The original award was to fund the purchase of Open Captioning sign equipment, and provide OC and ASL interpretation for 2 performances (1 “Talk Back Thursday” general performance and 1 Student Matinee) for 2 different productions in ICTC’s 2020-2021 Season. The desired outcome would be to create a demand for theatre by this population, and to have these services be on-going in consecutive seasons. The project also incorporated hosting moderated and ASL interpreted post-show interactive forums for each of the 2 performances featuring a Q&A session with the actors and director, a facilitated discussion about the play and its themes including how they relate to contemporary life, and an opportunity to evaluate the effectiveness of the captioning service and overall experience. Deaf Access Services in particular will be ICTC’s primary partner to provide a Captioning Theatre Specialist and ASL Interpreters for the productions. By providing these services, the Perry Memorial Fund, Community Foundation for Greater Buffalo, and ICTC will be offering a richer quality of life for those in the WNY community identifying as Deaf or Hard of Hearing (HOH), increasing awareness among local theatres of the importance of accommodation, and expanding ICTC’s audience reach.

Deaf Access Services in particular will be ICTC’s primary partner to provide a Captioning Theatre Specialist and ASL Interpreters for the productions.

In preparation for this initiative, ICTC’s Director of Development and Project Lead has formed a Consultation Committee with prominent community stakeholders. Members include WNY DAS Director who is hearing and Community Engagement Specialist who identifies as Deaf; Erie County’s Executive Director of the Office for People with Disabilities who is hearing; Niagara University’s Faculty Fellow and Coordinator of ASL and Deaf Studies and member of the Deaf Advisory Council for People Inc. who identifies as deaf; and St. Mary’s School for the Deaf’s (SMSD) Teacher and Director of Drama who is hearing. ICTC in partnership with SMSD, has also developed a Junior Consultation Committee of two students from their Junior National Association of the Deaf Chapter to take part in the testing, implementation, and provide feedback through the process of this project. These Committees and collaborations are essential to ensuring that the Company rolls out these new offerings effectively and sensitively to this demographic not previously appealed to by ICTC.

ASI: With regard to accessibility, diversity, and/or inclusion, what kinds of things would you like to see from arts and cultural organizations in Western New York? What can our community do better?

KLA: This year has seen many new initiatives that have been incredibly impressive and true testaments to what can happen when the focus is put on including the community in its entirety. Distancing and the digital world can make us feel very far away, but inclusion, diversity, and accessibility are the keys to keep more people connected.

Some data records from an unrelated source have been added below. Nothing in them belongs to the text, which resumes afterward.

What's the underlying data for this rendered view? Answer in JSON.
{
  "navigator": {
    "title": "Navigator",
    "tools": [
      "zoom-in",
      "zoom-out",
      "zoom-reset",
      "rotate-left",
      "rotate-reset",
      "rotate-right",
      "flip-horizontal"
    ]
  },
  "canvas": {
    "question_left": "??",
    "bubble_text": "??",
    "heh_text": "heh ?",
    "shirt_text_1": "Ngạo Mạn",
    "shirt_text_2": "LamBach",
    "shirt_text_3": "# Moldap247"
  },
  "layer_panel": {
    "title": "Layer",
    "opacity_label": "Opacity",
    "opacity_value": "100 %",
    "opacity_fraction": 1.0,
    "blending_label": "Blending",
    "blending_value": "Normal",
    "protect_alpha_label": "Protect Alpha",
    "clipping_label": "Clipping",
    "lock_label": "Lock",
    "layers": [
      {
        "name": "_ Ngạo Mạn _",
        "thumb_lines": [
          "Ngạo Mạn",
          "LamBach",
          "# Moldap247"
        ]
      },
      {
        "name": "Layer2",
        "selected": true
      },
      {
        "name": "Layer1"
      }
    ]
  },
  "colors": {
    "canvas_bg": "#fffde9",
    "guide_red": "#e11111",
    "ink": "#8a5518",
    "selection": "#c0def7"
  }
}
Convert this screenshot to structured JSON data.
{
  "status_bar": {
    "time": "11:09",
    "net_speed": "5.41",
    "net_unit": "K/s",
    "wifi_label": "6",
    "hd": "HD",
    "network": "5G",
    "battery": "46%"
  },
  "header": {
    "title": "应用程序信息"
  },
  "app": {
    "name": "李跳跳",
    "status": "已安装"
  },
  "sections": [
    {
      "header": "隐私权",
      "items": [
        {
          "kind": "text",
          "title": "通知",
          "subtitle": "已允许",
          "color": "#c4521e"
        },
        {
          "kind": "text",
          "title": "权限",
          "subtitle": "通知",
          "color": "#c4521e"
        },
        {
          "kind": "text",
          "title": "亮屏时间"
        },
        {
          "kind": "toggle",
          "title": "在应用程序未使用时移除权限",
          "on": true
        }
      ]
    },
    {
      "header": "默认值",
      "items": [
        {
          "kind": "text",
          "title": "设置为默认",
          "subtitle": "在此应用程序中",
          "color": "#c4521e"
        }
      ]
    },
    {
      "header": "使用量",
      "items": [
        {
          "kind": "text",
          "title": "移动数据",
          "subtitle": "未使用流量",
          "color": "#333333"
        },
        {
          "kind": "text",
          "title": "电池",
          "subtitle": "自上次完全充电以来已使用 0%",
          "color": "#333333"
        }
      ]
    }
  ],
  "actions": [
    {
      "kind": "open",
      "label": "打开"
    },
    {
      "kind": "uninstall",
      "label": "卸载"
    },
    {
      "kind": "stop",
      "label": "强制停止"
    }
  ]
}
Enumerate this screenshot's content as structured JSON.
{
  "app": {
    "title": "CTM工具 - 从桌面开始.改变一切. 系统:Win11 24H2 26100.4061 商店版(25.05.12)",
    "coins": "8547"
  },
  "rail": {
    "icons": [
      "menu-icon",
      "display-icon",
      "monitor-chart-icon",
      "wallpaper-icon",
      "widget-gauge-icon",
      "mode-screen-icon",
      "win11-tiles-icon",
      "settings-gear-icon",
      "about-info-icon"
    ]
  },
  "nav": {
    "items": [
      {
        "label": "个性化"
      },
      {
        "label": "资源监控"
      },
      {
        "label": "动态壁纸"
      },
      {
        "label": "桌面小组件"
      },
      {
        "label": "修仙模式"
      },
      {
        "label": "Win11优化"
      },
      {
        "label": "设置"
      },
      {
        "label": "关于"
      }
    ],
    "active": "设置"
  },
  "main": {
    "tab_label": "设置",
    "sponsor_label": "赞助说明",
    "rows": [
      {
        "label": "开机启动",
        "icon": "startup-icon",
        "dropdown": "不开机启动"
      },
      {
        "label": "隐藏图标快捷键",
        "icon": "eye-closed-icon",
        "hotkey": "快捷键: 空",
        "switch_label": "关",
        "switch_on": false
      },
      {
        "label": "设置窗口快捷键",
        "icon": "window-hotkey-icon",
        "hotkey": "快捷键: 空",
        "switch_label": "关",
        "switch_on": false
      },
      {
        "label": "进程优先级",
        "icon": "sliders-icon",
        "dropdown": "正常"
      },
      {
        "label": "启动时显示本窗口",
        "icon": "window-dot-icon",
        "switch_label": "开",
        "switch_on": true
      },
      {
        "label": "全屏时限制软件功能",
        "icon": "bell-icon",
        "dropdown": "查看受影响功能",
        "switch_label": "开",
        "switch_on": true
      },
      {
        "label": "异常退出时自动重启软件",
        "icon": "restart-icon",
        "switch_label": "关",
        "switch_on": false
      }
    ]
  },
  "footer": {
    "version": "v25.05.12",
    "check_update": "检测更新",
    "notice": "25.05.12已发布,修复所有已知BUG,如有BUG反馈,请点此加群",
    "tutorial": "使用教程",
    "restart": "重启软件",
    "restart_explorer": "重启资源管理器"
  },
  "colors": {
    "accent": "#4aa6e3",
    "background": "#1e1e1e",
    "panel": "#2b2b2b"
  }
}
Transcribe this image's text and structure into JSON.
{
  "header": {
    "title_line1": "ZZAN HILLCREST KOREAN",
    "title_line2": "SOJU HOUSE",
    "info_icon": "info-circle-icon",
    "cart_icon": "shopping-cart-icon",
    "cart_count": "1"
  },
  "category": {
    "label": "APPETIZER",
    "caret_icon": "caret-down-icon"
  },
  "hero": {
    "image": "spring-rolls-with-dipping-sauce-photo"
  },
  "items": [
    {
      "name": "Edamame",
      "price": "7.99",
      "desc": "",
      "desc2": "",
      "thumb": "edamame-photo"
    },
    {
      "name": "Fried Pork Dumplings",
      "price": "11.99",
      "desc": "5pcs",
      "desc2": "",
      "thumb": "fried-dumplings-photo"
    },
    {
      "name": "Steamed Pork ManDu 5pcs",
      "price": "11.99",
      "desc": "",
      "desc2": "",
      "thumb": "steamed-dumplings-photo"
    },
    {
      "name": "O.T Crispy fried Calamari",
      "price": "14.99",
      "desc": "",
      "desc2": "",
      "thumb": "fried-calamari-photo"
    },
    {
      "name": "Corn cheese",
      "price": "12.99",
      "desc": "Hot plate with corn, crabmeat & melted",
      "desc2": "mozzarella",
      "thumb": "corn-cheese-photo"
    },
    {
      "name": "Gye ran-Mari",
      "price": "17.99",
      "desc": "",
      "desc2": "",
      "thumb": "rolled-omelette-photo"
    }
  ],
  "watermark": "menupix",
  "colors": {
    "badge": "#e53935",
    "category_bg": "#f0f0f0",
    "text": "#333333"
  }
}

ASI: Other than what you’ve already mentioned, where would you like to take the theatre next?

KLA: I am hoping for the day we can return to live performance! But, how and whenever that may be, the most important thing is to continue to uphold our Mission to produce classic plays, and plays of exceptional merit, with the highest level of artistic integrity. Within that world, there is whole lot of room to explore and engage and open up. That’s what excites me the most about the future of the Company.

ASI: Is there anything else you’d like to share?

KLA: ICTC is grateful for ASI’s continuous support not only of WNY’s Arts and Culturals, but of the connections the Initiative makes between companies and programs, to share resources, and embolden our region’s rich cultural fabric. Many thanks for including us!